There was also the tennis match aspect, with characters speaking to one
another from the altar end of the
stage to the Stonehenge. I would tilt my
head one way and another in order to occasionally see a tiny head between the
mass of heads before me.
When
you cannot see anything, you listen.
After all, the root of the word audience is not about our eyes. So we listened. Listening without seeing is not something
most of us are practiced in. Our culture
is not filled with radio plays or fireside chats. Listening takes work. And listening reveals a good deal. And since most of what I did that evening was
listen, I will note that the sound design by Christopher Shutt was excellent.
Macbeth
was not a clever fellow, he was a brute.
Despite his always brilliant line readings (Mr. Branagh as an actor invariably
finds a new way to say an old line and reveal its depths and shadings ̶ that, I
believe, is his genius), I did not believe Branagh was Macbeth. Maybe if I
could have seen him…. Alex Kingston
fared better as his unladylike Lady – her initial ignorant enthusiasm for the
thorny path on which she and her husband set out eventually twisted and
spiraled out of control for her, physically and mentally. She, at least, had the good sense to play her
most famous scene upon a high platform over the altar so even we peasants in
the $90 seats could see her.
While
I liked Alexander Vlahos’ Malcolm
most of the time, his very difficult and lengthy self-denigration in IViii rang
false such that the wise MacDuff engagingly played by Richard Coyle would not have fallen for the subterfuge. Jimmy
Yuill’s Banquo was tough and hard and yet amusing. Real live human being, that Banquo.
Other
highlights in the cast that sounded very good were:
- Scarlett Strallen as Lady MacDuff
- Edward Harrison as Lennox
- John Shrapnel as Duncan
Servants
were full of life, the three sisters were weird indeed, with high-pitched
voices that were annoyingly fitting. I hear
that they levitated. That would have
been nifty to see. Alas I could not.
I
have seen many performances from the last seat of the last row of the highest
balcony of the BAM Harvey Theatre, and while I may have needed binoculars to
see facial expressions, I could see the whole stage and all the action of the
play or dance program I was attending.
The Armory is not a theatre space.
It treats the audience as necessary evils to fill the seats and pay the
bills and bamboozle with minimal views and too few ways out. The play runs a brisk and correct two hours,
but the audience is stuck in the space for closer to three.
This
“review” is about the entire theatrical experience of this Macbeth at the Armory,
not just the play, mostly because I could not see enough of the production to
review it. For this, Messrs. Branagh and
Ashford are not forgiven.
What
I can say is this --
- Setting: Cool.
- Staging: Impossible to tell since we could not see.

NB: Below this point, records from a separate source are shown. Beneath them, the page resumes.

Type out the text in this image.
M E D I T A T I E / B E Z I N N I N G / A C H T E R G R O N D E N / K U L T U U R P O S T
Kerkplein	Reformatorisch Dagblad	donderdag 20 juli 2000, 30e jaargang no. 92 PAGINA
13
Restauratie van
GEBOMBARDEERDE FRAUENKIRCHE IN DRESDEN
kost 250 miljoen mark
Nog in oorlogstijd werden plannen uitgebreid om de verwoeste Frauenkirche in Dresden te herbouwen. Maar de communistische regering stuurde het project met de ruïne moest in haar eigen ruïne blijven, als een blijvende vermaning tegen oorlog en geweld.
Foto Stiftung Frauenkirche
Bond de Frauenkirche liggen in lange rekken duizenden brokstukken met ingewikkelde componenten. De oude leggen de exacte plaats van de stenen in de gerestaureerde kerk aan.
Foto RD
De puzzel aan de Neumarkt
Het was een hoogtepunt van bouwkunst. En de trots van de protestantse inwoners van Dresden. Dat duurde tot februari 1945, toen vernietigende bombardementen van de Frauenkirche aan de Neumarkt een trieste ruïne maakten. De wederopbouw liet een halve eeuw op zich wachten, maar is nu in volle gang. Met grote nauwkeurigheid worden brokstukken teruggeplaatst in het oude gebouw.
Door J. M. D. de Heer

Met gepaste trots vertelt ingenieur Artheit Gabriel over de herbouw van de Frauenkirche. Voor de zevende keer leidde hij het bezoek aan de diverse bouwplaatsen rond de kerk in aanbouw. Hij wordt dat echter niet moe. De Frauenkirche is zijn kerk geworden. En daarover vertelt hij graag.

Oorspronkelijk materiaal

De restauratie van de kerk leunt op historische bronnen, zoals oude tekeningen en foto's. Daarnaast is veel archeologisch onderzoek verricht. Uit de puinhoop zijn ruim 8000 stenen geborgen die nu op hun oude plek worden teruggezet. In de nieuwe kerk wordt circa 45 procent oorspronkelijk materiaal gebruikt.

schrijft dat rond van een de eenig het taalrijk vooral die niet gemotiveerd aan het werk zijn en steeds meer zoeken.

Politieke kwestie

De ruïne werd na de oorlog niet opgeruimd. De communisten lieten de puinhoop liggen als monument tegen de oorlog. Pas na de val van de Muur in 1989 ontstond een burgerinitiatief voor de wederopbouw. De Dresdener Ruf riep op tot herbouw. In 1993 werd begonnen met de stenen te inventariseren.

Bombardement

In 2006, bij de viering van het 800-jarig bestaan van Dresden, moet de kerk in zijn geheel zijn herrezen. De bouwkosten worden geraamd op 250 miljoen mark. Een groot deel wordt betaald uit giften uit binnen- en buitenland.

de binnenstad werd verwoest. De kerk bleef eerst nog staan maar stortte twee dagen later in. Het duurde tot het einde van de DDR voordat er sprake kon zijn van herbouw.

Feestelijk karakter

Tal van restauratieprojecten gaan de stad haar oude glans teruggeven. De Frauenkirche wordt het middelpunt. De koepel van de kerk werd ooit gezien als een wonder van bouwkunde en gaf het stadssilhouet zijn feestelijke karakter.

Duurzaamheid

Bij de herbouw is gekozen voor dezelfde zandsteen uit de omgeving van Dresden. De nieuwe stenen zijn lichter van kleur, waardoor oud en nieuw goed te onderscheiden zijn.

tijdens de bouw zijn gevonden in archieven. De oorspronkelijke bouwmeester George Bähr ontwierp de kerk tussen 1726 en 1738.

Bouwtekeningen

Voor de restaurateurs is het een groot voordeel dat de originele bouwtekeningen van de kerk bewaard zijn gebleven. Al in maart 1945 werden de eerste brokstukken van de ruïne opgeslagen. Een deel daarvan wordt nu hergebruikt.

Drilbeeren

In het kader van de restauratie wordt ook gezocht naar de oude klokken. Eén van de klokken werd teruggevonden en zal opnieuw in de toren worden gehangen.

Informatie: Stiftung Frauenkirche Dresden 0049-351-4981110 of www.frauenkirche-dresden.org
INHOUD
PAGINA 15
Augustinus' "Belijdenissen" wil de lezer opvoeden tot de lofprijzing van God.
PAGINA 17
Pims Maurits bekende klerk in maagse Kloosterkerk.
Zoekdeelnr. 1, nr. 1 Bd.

- Therefore, Direction: Abysmal.
- Acting probably good, but actors use their bodies as well as their voices, so as I could not see their bodies, my data is incomplete.
P.S. The following day, my friend Matthew got
himself to Central Park at 6:30 in the morning, acquiring FREE seats for a
marvelous production of Much Ado About Nothing directed by Jack O’Brien for the Public Theatre’s
Shakespeare in the Park. (More on that anon.) Free seats from which we could see the entire
play, instead of $90 seats from which we could see Birnam Wood come to
Dunsinane, but not much more.
~
Molly Matera, recommending NO ONE EVER waste time or money going to see an
alleged theatre piece at the Park Avenue Armory.
One obstructed-view thumb up. As for me, I have never partially seen a better Lady Macbeth.
ReplyDeleteKingston did indeed capture the wild as well as the crazy, the passion and the growing fear.